Die wichtigsten Wirtschaftsereignisse der kommenden Woche
MONTAG
Paris - Das Klima der anderen - Konferenz zur Finanzierung von Klimaschutzprojekten vor dem Pariser Klimagipfel (Dienstag), mit Bankern, Investoren und Aufsichtsbehörden.
DIENSTAG
Paris - Macron climatisé - Frankreichs Präsident hat zum Klimagipfel geladen. Es geht darum, eine erste Zwischenbilanz zu ziehen, zwei Jahre nach dem Pariser Abkommen.
London - Brexit, the home front - Nachdem Britanniens Premier May einen ersten Last-Minute-Deal mit Brüssel hinbekommen hat, muss sie im Unterhaus um das umstrittene Austrittsgesetz ringen. Das Parlament will mehr Mitsprache - was den Brexit nach Lage der Dinge noch weiter verkomplizieren würde.
MITTWOCH
Washington - Yellens letzter Akt - Wohl zum letzten Mal vor dem Ende ihrer Amtszeit wird Fed-Chefin Janet Yellen eine Zinserhöhung bekanntgeben und bei einer Pressekonferenz ihre Analyse der Lage der US- und der Weltwirtschaft erklären.
DONNERSTAG
Frankfurt - Antwort von Draghi - Der EZB-Rat entscheidet über die weitere Geldpolitik und stellt seine aktuelle Einschätzung der näheren Zukunft vor. Erwartet wird ein Festhalten am angekündigten Kurs: Zinsen bei Null, monatliche Wertpapierkäufe fortsetzen, aber ab Jahresanfang halbieren.
Brüssel - Brexit, Euro, Flüchtlinge I - Europäischer Rat: Beim Gipfel der EU-Staats- und Regierungschefs (bis Freitag) stehen große Fragen auf der Agenda. Gerade das Thema Reform der Eurozone, bei dem Frankreichs Macron, Kommissionspräsident Juncker und Ratspräsident Tusk zurecht aufs Gas treten, wird in Deutschland dramatisch unterschätzt.
Ludwigsburg - Geld her! - Zweite Runde der Tarifverhandlungen für die Metall- und Elektroindustrie in Baden-Württemberg. Es ist Zeit für ein kräftiges Plus - wann, wenn nicht jetzt? Wir haben vorige Woche an dieser Stelle darüber diskutiert.
FREITAG
Brüssel - Brexit, Euro, Flüchtlinge II - Ergebnisse des EU-Gipfels - oder was die Teilnehmer so dafür halten. In getrennten Pressekonferenzen werden die Regierungschefs berichten. Manchmal scheint es, als seien sie auf komplett unterschiedlichen Veranstaltungen gewesen.

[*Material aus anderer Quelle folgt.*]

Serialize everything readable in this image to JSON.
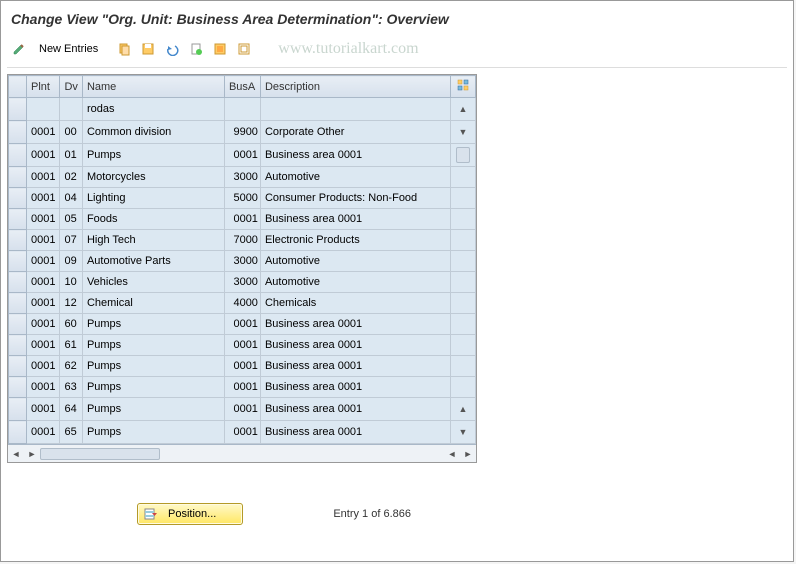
{
  "title": "Change View \"Org. Unit: Business Area Determination\": Overview",
  "watermark": "www.tutorialkart.com",
  "toolbar": {
    "new_entries_label": "New Entries"
  },
  "columns": {
    "plnt": "Plnt",
    "dv": "Dv",
    "name": "Name",
    "busa": "BusA",
    "desc": "Description"
  },
  "rows": [
    {
      "plnt": "",
      "dv": "",
      "name": "rodas",
      "busa": "",
      "desc": ""
    },
    {
      "plnt": "0001",
      "dv": "00",
      "name": "Common division",
      "busa": "9900",
      "desc": "Corporate Other"
    },
    {
      "plnt": "0001",
      "dv": "01",
      "name": "Pumps",
      "busa": "0001",
      "desc": " Business area 0001"
    },
    {
      "plnt": "0001",
      "dv": "02",
      "name": "Motorcycles",
      "busa": "3000",
      "desc": "Automotive"
    },
    {
      "plnt": "0001",
      "dv": "04",
      "name": "Lighting",
      "busa": "5000",
      "desc": "Consumer Products: Non-Food"
    },
    {
      "plnt": "0001",
      "dv": "05",
      "name": "Foods",
      "busa": "0001",
      "desc": " Business area 0001"
    },
    {
      "plnt": "0001",
      "dv": "07",
      "name": "High Tech",
      "busa": "7000",
      "desc": "Electronic Products"
    },
    {
      "plnt": "0001",
      "dv": "09",
      "name": "Automotive Parts",
      "busa": "3000",
      "desc": "Automotive"
    },
    {
      "plnt": "0001",
      "dv": "10",
      "name": "Vehicles",
      "busa": "3000",
      "desc": "Automotive"
    },
    {
      "plnt": "0001",
      "dv": "12",
      "name": "Chemical",
      "busa": "4000",
      "desc": "Chemicals"
    },
    {
      "plnt": "0001",
      "dv": "60",
      "name": "Pumps",
      "busa": "0001",
      "desc": " Business area 0001"
    },
    {
      "plnt": "0001",
      "dv": "61",
      "name": "Pumps",
      "busa": "0001",
      "desc": " Business area 0001"
    },
    {
      "plnt": "0001",
      "dv": "62",
      "name": "Pumps",
      "busa": "0001",
      "desc": " Business area 0001"
    },
    {
      "plnt": "0001",
      "dv": "63",
      "name": "Pumps",
      "busa": "0001",
      "desc": " Business area 0001"
    },
    {
      "plnt": "0001",
      "dv": "64",
      "name": "Pumps",
      "busa": "0001",
      "desc": " Business area 0001"
    },
    {
      "plnt": "0001",
      "dv": "65",
      "name": "Pumps",
      "busa": "0001",
      "desc": " Business area 0001"
    }
  ],
  "footer": {
    "position_label": "Position...",
    "entry_text": "Entry 1 of 6.866"
  },
  "icons": {
    "pencil": "✎",
    "copy": "📋",
    "save": "💾",
    "undo": "↶",
    "new": "🗎",
    "select": "▦",
    "deselect": "▢",
    "config": "🔧",
    "position": "📑"
  }
}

Nürnberg - Ausstiegsplan für Seehofer - CSU-Parteitag (bis Samstag), mit Neuwahl des Parteivorstands.
Berlin - Ein Witz? - Bekanntgabe eines Eröffnungstermins für den still und starr ruhenden Hauptstadtflughafen.
Prag - Kein Witz! - Internationale der Nationalisten: Europäische Rechtspopulisten treffen sich in Prag.